Exposure to predators shifts many animals into an emergency life-history stage.   The resulting behavioural and physiological changes increase the likelihood that an individual will be able to evade a predator.  On the other hand, long-term (i.e. chronic) exposure to predators is thought to induce a ‘chronic stress’ state that is maladaptive.  However, another perspective suggests that the changes that occur during chronic exposure to predators allow the animal to optimize function (and fitness) given sub-optimal conditions.  For example, the effect of chronic predator stress on disease resistance may reflect physiological trade-offs required to maintain an animal’s flight-or-fight capacity.   We examined the effects of chronic predator (i.e. praying mantid) exposure on reproductive output, anti-predator behaviour, and immune function in the cricket, Gryllus texensis.

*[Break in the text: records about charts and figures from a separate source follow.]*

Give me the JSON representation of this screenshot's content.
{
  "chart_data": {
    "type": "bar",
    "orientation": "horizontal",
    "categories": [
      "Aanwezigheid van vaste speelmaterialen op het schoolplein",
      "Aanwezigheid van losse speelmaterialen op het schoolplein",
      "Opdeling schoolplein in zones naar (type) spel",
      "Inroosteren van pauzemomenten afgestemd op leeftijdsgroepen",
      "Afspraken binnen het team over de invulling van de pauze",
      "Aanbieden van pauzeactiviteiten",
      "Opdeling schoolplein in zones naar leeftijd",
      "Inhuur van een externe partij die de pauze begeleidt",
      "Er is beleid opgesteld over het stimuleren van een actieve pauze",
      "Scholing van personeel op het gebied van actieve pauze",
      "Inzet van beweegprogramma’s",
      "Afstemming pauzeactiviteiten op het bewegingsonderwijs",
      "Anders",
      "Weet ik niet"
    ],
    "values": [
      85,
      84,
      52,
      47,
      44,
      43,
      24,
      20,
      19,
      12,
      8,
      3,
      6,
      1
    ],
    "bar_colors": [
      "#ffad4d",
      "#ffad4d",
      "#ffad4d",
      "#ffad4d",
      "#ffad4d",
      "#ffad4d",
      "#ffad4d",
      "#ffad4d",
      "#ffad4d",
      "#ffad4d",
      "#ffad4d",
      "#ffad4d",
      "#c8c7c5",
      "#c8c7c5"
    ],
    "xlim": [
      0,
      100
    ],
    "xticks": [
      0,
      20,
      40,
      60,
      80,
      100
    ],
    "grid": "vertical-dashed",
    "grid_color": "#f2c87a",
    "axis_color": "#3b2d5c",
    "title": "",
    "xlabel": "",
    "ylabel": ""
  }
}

Crickets were housed in one of 3 conditions: with a praying mantid (Mantis religiosa), with a stick insect (Carausius morosus)(non-predator) or without another species. Measurements were made before and after each 3-week trial. 

Results/Conclusions

Preliminary results show that crickets housed with a mantid laid fewer eggs compared with controls and spent more time in shelter in an anti-predator behavioural trial.  Total phenoloxidase, an enzyme important for immune function, did not differ in activity across groups.  Induction of phenoloxidase activity, however, was greater in the mantid-exposed group.  Glutathione levels were also lower in mantid-exposed crickets than in controls.  The data from this study will be combined with data previously collected in this laboratory and incorporated into a physiological network model.  The model will be used to examine whether physiological changes leading to a reallocation of resources to flight-or-fight behaviours correlate with those that reduce the negative effects of this reallocation on immune function.  Instead of being ‘maladaptive’, changes that occur during chronic exposure to predators may reflect a physiological system optimized for sub-optimal conditions.